Resumo Executivo / Visão Geral

A investigação social em concursos públicos é uma das fases mais sensíveis e controversas do certame, especialmente para carreiras que exigem conduta moral irrepreensível, como as polícias civil e militar, agentes penitenciários, escrivães e cargos da segurança pública. Em Vitória, capital do Espírito Santo, e em todo o estado, candidatos têm sido frequentemente excluídos de concursos por fatos que, muitas vezes, não guardam relação direta com o exercício do cargo ou que já foram objeto de absolvição judicial.
Este artigo aborda, de forma aprofundada, os fundamentos jurídicos que regem a investigação social, os limites do poder discricionário da Administração Pública, os direitos fundamentais do candidato e as estratégias processuais cabíveis. Com base na doutrina administrativista, na legislação aplicável e na jurisprudência dos tribunais superiores, apresentamos um guia completo para candidatos e advogados que atuam na defesa de direitos em concursos públicos.
A investigação social não pode ser utilizada como instrumento de arbítrio ou de exclusão baseada em preconceitos ou fatos superados. O princípio da razoabilidade, a presunção de inocência e o direito ao contraditório e à ampla defesa devem ser rigorosamente observados. Quando a Administração Pública ultrapassa esses limites, o Poder Judiciário pode e deve intervir para corrigir a ilegalidade.

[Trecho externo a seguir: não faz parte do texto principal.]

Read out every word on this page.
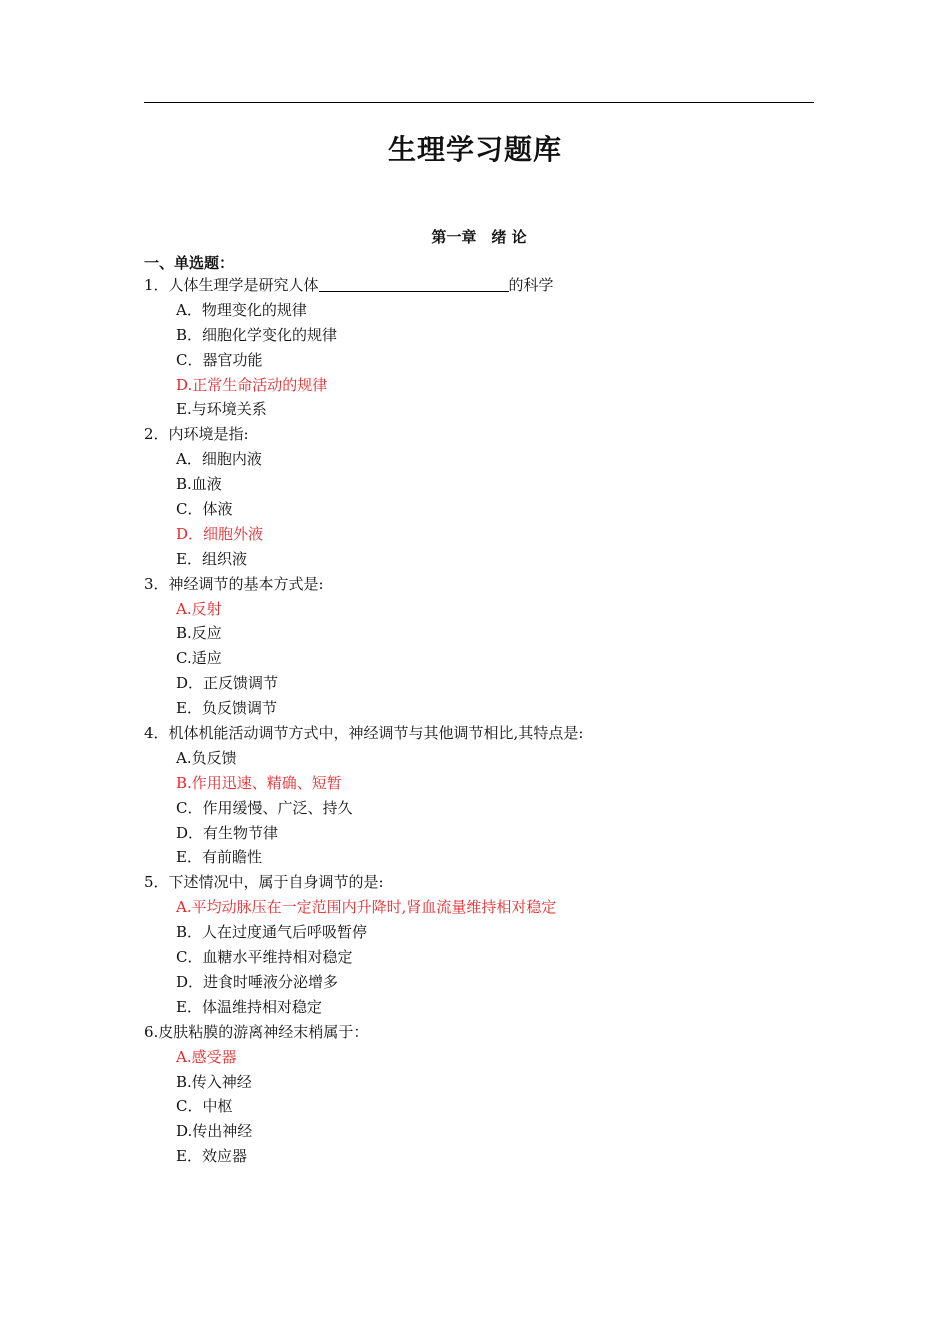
生理学习题库
第一章　绪 论
一、单选题：
1．人体生理学是研究人体	的科学
A．物理变化的规律
B．细胞化学变化的规律
C．器官功能
D.正常生命活动的规律
E.与环境关系
2．内环境是指:
A．细胞内液
B.血液
C．体液
D．细胞外液
E．组织液
3．神经调节的基本方式是:
A.反射
B.反应
C.适应
D．正反馈调节
E．负反馈调节
4．机体机能活动调节方式中，神经调节与其他调节相比,其特点是:
A.负反馈
B.作用迅速、精确、短暂
C．作用缓慢、广泛、持久
D．有生物节律
E．有前瞻性
5．下述情况中，属于自身调节的是:
A.平均动脉压在一定范围内升降时,肾血流量维持相对稳定
B．人在过度通气后呼吸暂停
C．血糖水平维持相对稳定
D．进食时唾液分泌增多
E．体温维持相对稳定
6.皮肤粘膜的游离神经末梢属于：
A.感受器
B.传入神经
C．中枢
D.传出神经
E．效应器
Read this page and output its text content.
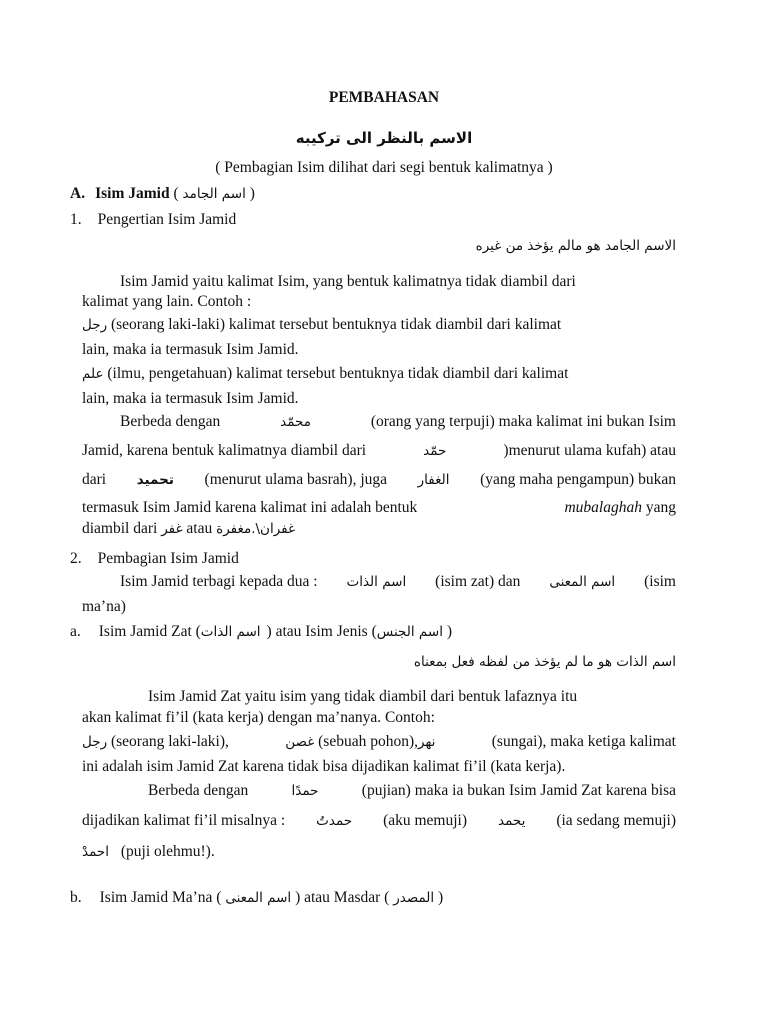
PEMBAHASAN
الاسم بالنظر الى تركيبه
( Pembagian Isim dilihat dari segi bentuk kalimatnya )
A. Isim Jamid ( اسم الجامد )
1. Pengertian Isim Jamid
الاسم الجامد هو مالم يؤخذ من غيره
Isim Jamid yaitu kalimat Isim, yang bentuk kalimatnya tidak diambil dari
kalimat yang lain. Contoh :
رجل (seorang laki-laki) kalimat tersebut bentuknya tidak diambil dari kalimat
lain, maka ia termasuk Isim Jamid.
علم (ilmu, pengetahuan) kalimat tersebut bentuknya tidak diambil dari kalimat
lain, maka ia termasuk Isim Jamid.
Berbeda dengan	محمّد	(orang yang terpuji) maka kalimat ini bukan Isim
Jamid, karena bentuk kalimatnya diambil dari	حمّد	)menurut ulama kufah) atau
dari تحميد (menurut ulama basrah), juga الغفار (yang maha pengampun) bukan
termasuk Isim Jamid karena kalimat ini adalah bentuk	mubalaghah yang
diambil dari غفر atau غفران\.مغفرة
2. Pembagian Isim Jamid
Isim Jamid terbagi kepada dua : اسم الذات (isim zat) dan اسم المعنى (isim
ma’na)
a. Isim Jamid Zat (اسم الذات ) atau Isim Jenis (اسم الجنس )
اسم الذات هو ما لم يؤخذ من لفظه فعل بمعناه
Isim Jamid Zat yaitu isim yang tidak diambil dari bentuk lafaznya itu
akan kalimat fi’il (kata kerja) dengan ma’nanya. Contoh:
رجل (seorang laki-laki),	غصن (sebuah pohon),نهر	(sungai), maka ketiga kalimat
ini adalah isim Jamid Zat karena tidak bisa dijadikan kalimat fi’il (kata kerja).
Berbeda dengan	حمدًا	(pujian) maka ia bukan Isim Jamid Zat karena bisa
dijadikan kalimat fi’il misalnya : حمدتُ (aku memuji) يحمد (ia sedang memuji)
احمدْ (puji olehmu!).
b. Isim Jamid Ma’na ( اسم المعنى ) atau Masdar ( المصدر )
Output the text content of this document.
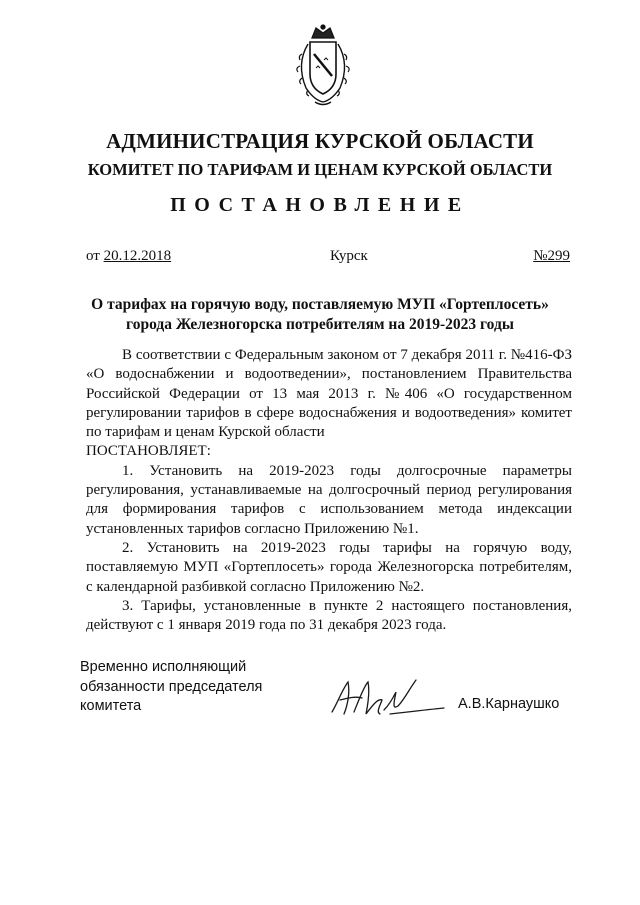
АДМИНИСТРАЦИЯ КУРСКОЙ ОБЛАСТИ
КОМИТЕТ ПО ТАРИФАМ И ЦЕНАМ КУРСКОЙ ОБЛАСТИ
ПОСТАНОВЛЕНИЕ
от 20.12.2018	Курск	№299
О тарифах на горячую воду, поставляемую МУП «Гортеплосеть»
города Железногорска потребителям на 2019-2023 годы

В соответствии с Федеральным законом от 7 декабря 2011 г. №416-ФЗ «О водоснабжении и водоотведении», постановлением Правительства Российской Федерации от 13 мая 2013 г. №406 «О государственном регулировании тарифов в сфере водоснабжения и водоотведения» комитет по тарифам и ценам Курской области

ПОСТАНОВЛЯЕТ:

1. Установить на 2019-2023 годы долгосрочные параметры регулирования, устанавливаемые на долгосрочный период регулирования для формирования тарифов с использованием метода индексации установленных тарифов согласно Приложению №1.

2. Установить на 2019-2023 годы тарифы на горячую воду, поставляемую МУП «Гортеплосеть» города Железногорска потребителям, с календарной разбивкой согласно Приложению №2.

3. Тарифы, установленные в пункте 2 настоящего постановления, действуют с 1 января 2019 года по 31 декабря 2023 года.

Временно исполняющий
обязанности председателя
комитета	А.В.Карнаушко
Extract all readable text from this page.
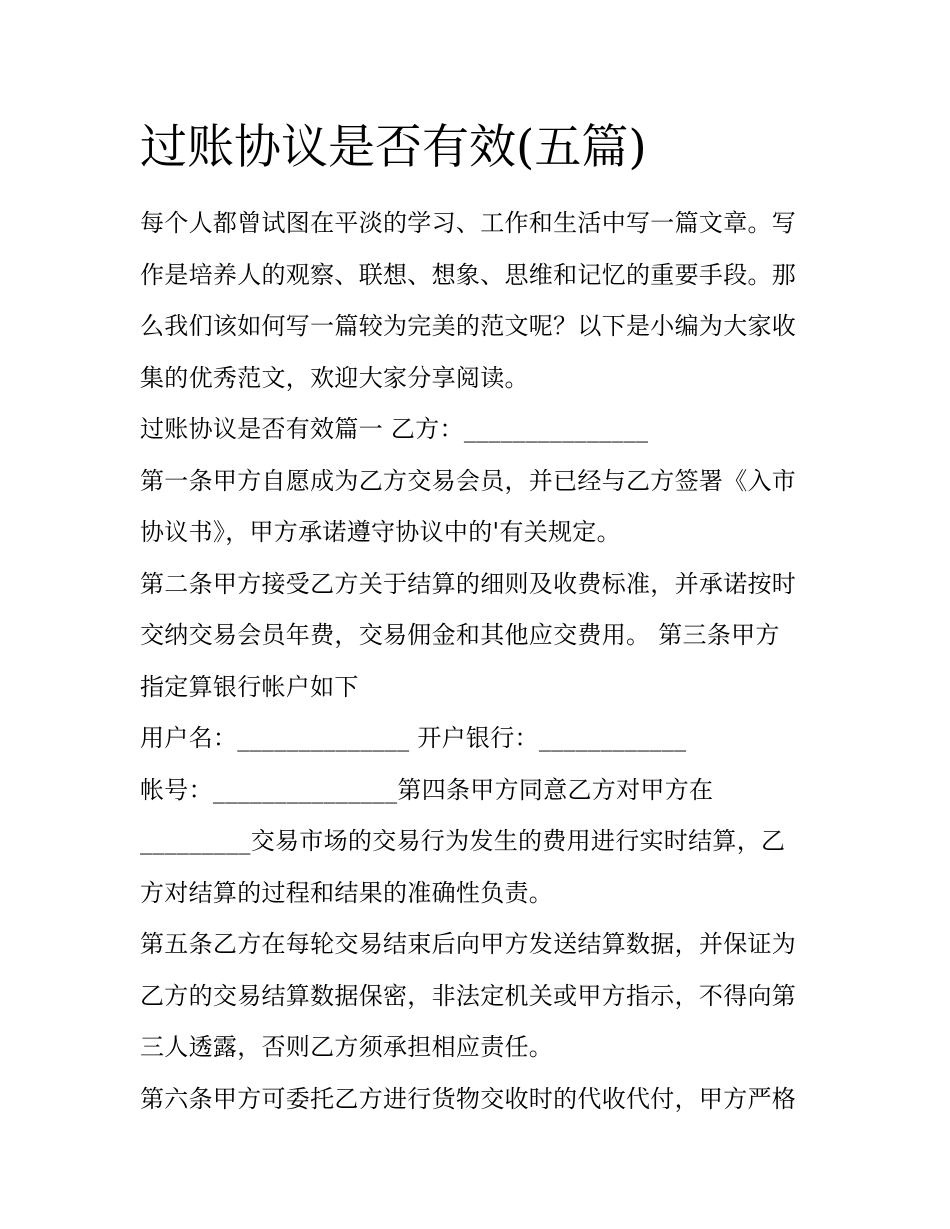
过账协议是否有效(五篇)
每个人都曾试图在平淡的学习、工作和生活中写一篇文章。写
作是培养人的观察、联想、想象、思维和记忆的重要手段。那
么我们该如何写一篇较为完美的范文呢？以下是小编为大家收
集的优秀范文，欢迎大家分享阅读。
过账协议是否有效篇一 乙方：_______________
第一条甲方自愿成为乙方交易会员，并已经与乙方签署《入市
协议书》，甲方承诺遵守协议中的'有关规定。
第二条甲方接受乙方关于结算的细则及收费标准，并承诺按时
交纳交易会员年费，交易佣金和其他应交费用。 第三条甲方
指定算银行帐户如下
用户名：______________ 开户银行：____________
帐号：_______________第四条甲方同意乙方对甲方在
_________交易市场的交易行为发生的费用进行实时结算，乙
方对结算的过程和结果的准确性负责。
第五条乙方在每轮交易结束后向甲方发送结算数据，并保证为
乙方的交易结算数据保密，非法定机关或甲方指示，不得向第
三人透露，否则乙方须承担相应责任。
第六条甲方可委托乙方进行货物交收时的代收代付，甲方严格
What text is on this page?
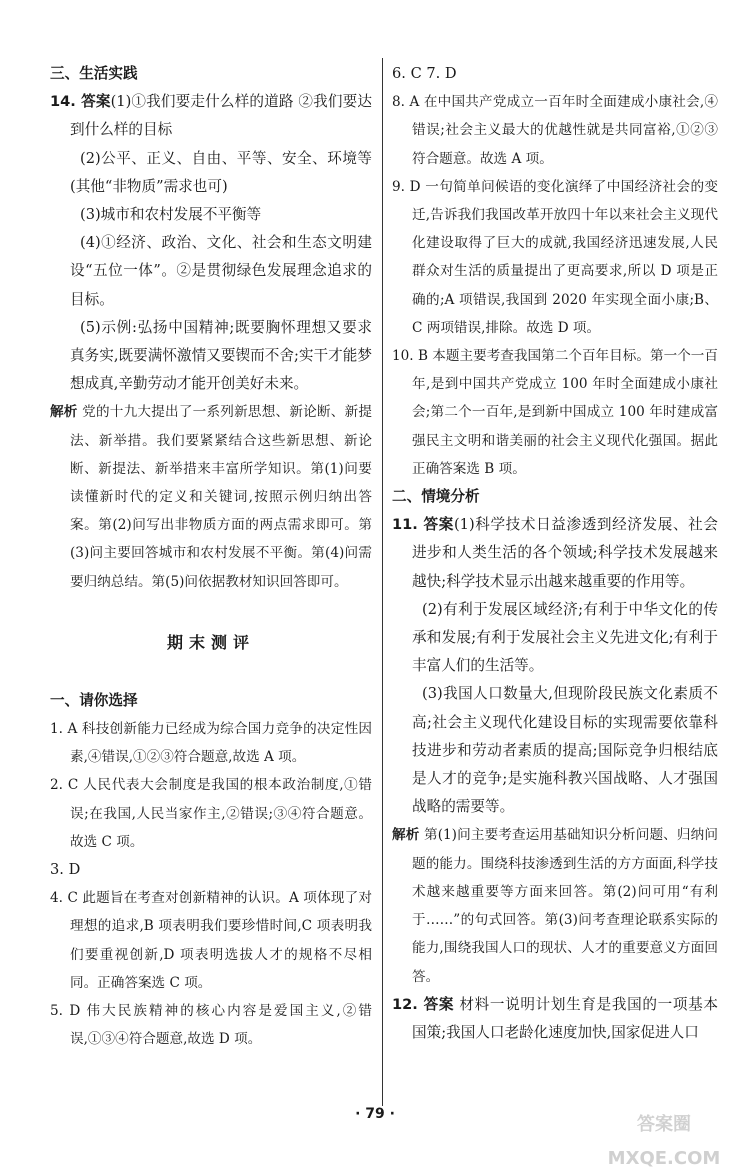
三、生活实践

14. 答案(1)①我们要走什么样的道路 ②我们要达到什么样的目标

(2)公平、正义、自由、平等、安全、环境等(其他“非物质”需求也可)

(3)城市和农村发展不平衡等

(4)①经济、政治、文化、社会和生态文明建设“五位一体”。②是贯彻绿色发展理念追求的目标。

(5)示例:弘扬中国精神;既要胸怀理想又要求真务实,既要满怀激情又要锲而不舍;实干才能梦想成真,辛勤劳动才能开创美好未来。

解析 党的十九大提出了一系列新思想、新论断、新提法、新举措。我们要紧紧结合这些新思想、新论断、新提法、新举措来丰富所学知识。第(1)问要读懂新时代的定义和关键词,按照示例归纳出答案。第(2)问写出非物质方面的两点需求即可。第(3)问主要回答城市和农村发展不平衡。第(4)问需要归纳总结。第(5)问依据教材知识回答即可。

期末测评

一、请你选择

1. A 科技创新能力已经成为综合国力竞争的决定性因素,④错误,①②③符合题意,故选 A 项。

2. C 人民代表大会制度是我国的根本政治制度,①错误;在我国,人民当家作主,②错误;③④符合题意。故选 C 项。

3. D

4. C 此题旨在考查对创新精神的认识。A 项体现了对理想的追求,B 项表明我们要珍惜时间,C 项表明我们要重视创新,D 项表明选拔人才的规格不尽相同。正确答案选 C 项。

5. D 伟大民族精神的核心内容是爱国主义,②错误,①③④符合题意,故选 D 项。

6. C 7. D

8. A 在中国共产党成立一百年时全面建成小康社会,④错误;社会主义最大的优越性就是共同富裕,①②③符合题意。故选 A 项。

9. D 一句简单问候语的变化演绎了中国经济社会的变迁,告诉我们我国改革开放四十年以来社会主义现代化建设取得了巨大的成就,我国经济迅速发展,人民群众对生活的质量提出了更高要求,所以 D 项是正确的;A 项错误,我国到 2020 年实现全面小康;B、C 两项错误,排除。故选 D 项。

10. B 本题主要考查我国第二个百年目标。第一个一百年,是到中国共产党成立 100 年时全面建成小康社会;第二个一百年,是到新中国成立 100 年时建成富强民主文明和谐美丽的社会主义现代化强国。据此正确答案选 B 项。

二、情境分析

11. 答案(1)科学技术日益渗透到经济发展、社会进步和人类生活的各个领域;科学技术发展越来越快;科学技术显示出越来越重要的作用等。

(2)有利于发展区域经济;有利于中华文化的传承和发展;有利于发展社会主义先进文化;有利于丰富人们的生活等。

(3)我国人口数量大,但现阶段民族文化素质不高;社会主义现代化建设目标的实现需要依靠科技进步和劳动者素质的提高;国际竞争归根结底是人才的竞争;是实施科教兴国战略、人才强国战略的需要等。

解析 第(1)问主要考查运用基础知识分析问题、归纳问题的能力。围绕科技渗透到生活的方方面面,科学技术越来越重要等方面来回答。第(2)问可用“有利于……”的句式回答。第(3)问考查理论联系实际的能力,围绕我国人口的现状、人才的重要意义方面回答。

12. 答案 材料一说明计划生育是我国的一项基本国策;我国人口老龄化速度加快,国家促进人口

· 79 ·	答案圈 MXQE.COM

Contexto Prático e Direitos Fundamentais Envolvidos

A Realidade dos Concursos em Vitória e no Espírito Santo

O estado do Espírito Santo, e em especial sua capital Vitória, tem realizado concursos públicos para diversas carreiras, com destaque para a Polícia Civil, Polícia Militar, Corpo de Bombeiros, agentes penitenciários e cargos administrativos. Em muitos desses certames, a fase de investigação social ou sindicância de vida pregressa é prevista em edital como etapa eliminatória.
A prática tem revelado situações preocupantes: candidatos são excluídos por processos criminais em andamento, por inquéritos policiais arquivados, por fatos ocorridos na adolescência, por envolvimento em ocorrências policiais sem condenação, ou mesmo por informações obtidas de forma irregular. Em alguns casos, a exclusão ocorre sem que o candidato tenha acesso aos motivos concretos ou sem oportunidade de se defender.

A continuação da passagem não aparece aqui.